Going the extra mile
Remember that you cannot communicate with a member of the defense team, including any of their experts, without permission from defense counsel.[8] But consider asking the defense attorney if you can talk to the expert before trial. On two different occasions, I wanted to talk to the defense expert, and I was glad the two different defense attorneys granted that permission. Now, this happened for me in a post-conviction context, but it can translate pretrial as well. I can tell you that it was very helpful for me to speak to these two experts beforehand. One was a forensic pathologist who seemed legitimate, and I genuinely wanted to understand the position she had taken on a case. When we spoke, her opinion was a lot more watered-down than I expected. I was satisfied that she was not going to do any harm to my case.

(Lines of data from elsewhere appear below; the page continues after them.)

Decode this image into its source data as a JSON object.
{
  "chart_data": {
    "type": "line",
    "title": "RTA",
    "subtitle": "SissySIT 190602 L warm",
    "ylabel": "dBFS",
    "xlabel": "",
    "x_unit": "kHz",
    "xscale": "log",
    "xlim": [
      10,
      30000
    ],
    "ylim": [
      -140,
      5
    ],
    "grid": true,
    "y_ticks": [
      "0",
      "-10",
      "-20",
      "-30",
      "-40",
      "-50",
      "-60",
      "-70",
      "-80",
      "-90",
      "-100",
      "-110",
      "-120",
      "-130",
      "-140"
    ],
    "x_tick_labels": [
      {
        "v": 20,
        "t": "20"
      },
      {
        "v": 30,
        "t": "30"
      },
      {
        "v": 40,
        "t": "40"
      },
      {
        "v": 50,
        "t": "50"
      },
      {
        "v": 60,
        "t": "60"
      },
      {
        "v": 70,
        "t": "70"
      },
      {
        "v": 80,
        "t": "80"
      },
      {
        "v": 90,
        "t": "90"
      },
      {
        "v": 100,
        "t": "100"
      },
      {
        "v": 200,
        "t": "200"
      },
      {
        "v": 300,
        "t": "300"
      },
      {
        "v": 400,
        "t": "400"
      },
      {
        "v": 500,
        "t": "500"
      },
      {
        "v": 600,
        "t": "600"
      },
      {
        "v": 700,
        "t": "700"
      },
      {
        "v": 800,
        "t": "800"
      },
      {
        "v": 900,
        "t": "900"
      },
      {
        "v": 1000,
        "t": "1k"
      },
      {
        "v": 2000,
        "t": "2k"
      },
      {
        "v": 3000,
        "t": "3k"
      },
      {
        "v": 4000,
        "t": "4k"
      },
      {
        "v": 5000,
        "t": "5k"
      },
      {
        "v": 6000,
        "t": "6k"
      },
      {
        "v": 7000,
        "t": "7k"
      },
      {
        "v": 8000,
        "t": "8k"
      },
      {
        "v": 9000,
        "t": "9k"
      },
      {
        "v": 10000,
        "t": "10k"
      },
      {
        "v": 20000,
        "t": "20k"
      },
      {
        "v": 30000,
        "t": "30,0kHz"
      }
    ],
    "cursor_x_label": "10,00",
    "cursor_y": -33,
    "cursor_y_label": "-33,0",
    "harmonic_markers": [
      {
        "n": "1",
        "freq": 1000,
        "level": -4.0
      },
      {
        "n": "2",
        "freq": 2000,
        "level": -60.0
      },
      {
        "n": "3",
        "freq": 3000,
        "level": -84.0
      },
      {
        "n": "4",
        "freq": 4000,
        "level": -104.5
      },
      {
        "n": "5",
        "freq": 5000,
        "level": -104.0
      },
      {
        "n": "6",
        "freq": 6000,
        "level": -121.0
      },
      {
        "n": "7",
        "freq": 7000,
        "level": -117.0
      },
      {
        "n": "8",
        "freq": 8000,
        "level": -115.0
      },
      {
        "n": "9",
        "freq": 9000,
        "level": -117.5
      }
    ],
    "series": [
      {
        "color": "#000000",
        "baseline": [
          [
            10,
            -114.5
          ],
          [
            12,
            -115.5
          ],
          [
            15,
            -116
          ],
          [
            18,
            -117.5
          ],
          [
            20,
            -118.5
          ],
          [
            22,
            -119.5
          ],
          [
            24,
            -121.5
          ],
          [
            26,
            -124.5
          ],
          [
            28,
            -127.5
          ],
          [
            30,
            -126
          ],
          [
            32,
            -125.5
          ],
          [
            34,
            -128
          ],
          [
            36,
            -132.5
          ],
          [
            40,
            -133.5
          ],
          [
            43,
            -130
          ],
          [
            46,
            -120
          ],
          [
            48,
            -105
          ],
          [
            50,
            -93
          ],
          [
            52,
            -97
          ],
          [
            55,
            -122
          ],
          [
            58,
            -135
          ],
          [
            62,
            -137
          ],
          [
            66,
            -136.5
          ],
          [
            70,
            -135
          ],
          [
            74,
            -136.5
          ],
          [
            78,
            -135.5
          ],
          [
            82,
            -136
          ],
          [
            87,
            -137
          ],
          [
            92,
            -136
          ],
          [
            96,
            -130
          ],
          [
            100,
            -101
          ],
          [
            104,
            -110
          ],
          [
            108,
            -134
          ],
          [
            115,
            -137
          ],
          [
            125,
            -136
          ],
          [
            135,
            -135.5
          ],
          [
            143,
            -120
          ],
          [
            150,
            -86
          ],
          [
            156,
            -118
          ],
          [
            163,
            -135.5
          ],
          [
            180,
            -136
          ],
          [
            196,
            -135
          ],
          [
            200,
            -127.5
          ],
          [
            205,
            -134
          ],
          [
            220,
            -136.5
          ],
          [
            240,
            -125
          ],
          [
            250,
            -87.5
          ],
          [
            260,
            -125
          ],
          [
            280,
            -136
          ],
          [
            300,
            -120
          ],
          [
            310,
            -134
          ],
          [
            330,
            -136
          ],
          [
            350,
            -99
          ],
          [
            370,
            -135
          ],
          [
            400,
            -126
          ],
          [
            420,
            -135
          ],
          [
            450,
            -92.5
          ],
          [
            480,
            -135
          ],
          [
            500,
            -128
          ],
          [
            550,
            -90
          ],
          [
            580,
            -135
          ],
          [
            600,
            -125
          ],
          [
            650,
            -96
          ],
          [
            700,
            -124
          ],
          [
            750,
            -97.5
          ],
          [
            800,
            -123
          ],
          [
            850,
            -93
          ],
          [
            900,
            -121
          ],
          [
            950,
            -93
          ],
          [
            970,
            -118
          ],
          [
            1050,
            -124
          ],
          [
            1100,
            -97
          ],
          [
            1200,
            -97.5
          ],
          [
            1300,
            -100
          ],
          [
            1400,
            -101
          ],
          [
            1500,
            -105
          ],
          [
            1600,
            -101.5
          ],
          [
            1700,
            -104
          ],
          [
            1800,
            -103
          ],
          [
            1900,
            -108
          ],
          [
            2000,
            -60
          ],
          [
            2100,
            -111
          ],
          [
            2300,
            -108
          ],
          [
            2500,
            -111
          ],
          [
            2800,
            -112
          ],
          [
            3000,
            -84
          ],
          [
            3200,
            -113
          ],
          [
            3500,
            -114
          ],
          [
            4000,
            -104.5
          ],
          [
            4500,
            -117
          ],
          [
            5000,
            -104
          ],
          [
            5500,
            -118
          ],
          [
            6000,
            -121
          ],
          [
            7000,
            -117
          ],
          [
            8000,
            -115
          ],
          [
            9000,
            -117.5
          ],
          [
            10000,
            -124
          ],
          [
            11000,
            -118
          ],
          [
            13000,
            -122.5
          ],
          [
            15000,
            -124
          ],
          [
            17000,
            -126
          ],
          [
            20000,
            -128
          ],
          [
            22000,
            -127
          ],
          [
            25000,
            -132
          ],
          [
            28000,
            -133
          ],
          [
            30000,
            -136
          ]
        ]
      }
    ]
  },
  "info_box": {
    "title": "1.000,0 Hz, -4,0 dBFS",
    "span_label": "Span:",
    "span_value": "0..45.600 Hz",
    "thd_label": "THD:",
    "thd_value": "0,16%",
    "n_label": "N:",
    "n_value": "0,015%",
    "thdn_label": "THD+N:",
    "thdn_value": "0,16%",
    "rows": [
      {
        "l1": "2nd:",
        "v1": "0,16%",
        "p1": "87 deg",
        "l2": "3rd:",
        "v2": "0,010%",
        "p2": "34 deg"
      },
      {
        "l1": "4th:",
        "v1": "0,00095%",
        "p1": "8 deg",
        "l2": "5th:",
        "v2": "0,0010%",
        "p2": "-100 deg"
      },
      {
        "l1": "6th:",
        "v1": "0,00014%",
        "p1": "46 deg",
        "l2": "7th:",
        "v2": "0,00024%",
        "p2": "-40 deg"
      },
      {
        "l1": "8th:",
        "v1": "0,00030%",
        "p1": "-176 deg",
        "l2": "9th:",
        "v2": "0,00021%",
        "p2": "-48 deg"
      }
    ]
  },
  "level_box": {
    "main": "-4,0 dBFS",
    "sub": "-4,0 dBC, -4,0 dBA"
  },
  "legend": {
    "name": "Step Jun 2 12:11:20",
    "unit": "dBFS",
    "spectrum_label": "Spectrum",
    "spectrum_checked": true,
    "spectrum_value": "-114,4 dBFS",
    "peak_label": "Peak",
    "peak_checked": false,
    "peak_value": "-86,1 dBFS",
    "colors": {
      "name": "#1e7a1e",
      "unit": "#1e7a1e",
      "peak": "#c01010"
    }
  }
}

The other expert was a psychologist whom I knew to do credible work. I also knew that he was frequently used by the State on competency and sanity issues. In my case, the defense was using this psychologist to support the theory that the defendant had been diagnosed with Factitious Disorder Imposed on Another (FDIA), better known as Munchausen Syndrome by Proxy. After I spoke to the psychologist, he was able to level with me on some of his opinions. This discussion provided a basis for me to later argue to the court that his testimony was a double-edged sword for the defendant.
Keep in mind that you don’t want to do this on every case because you don’t want to waste your time. My instincts told me that these two experts might be open and honest with me based on my prior research of their work, and I am thankful it paid off in both cases.
Conclusion
One of the best parts of being a prosecutor is knowing that all you have to do is the right thing. There’s a sense of internal peace and freedom when this is our one and only job—we are beholden to the truth and to justice. So while it may seem daunting to challenge a defense expert in her area of expertise, take comfort in knowing that you have the facts and the evidence on your side. Let that be your guide.
[1] Ex Parte Horvath, No. WR-88,478-01, 2025 WL 1699335, n.2 (Tex. Crim. App. June 18, 2025) (Yeary, J., concurring, Parker, J., joining).
[2] 209 S.W.3d 128 (Tex. Crim. App. 2006).
[3] Id.
[4] Vela v. State, 251 S.W.3d 794 (Tex. App.—Corpus Christi–Edinburg 2008).
[5] 824 S.W.2d 568, 573 (Tex. Crim. App. 1992).
[6] Id.
[7] 970 S.W.2d 549, 560-61 (Tex. Crim. App. 1998).
[8] Tex. Disciplinary Rules Prof’l Conduct R. 4.02 (b).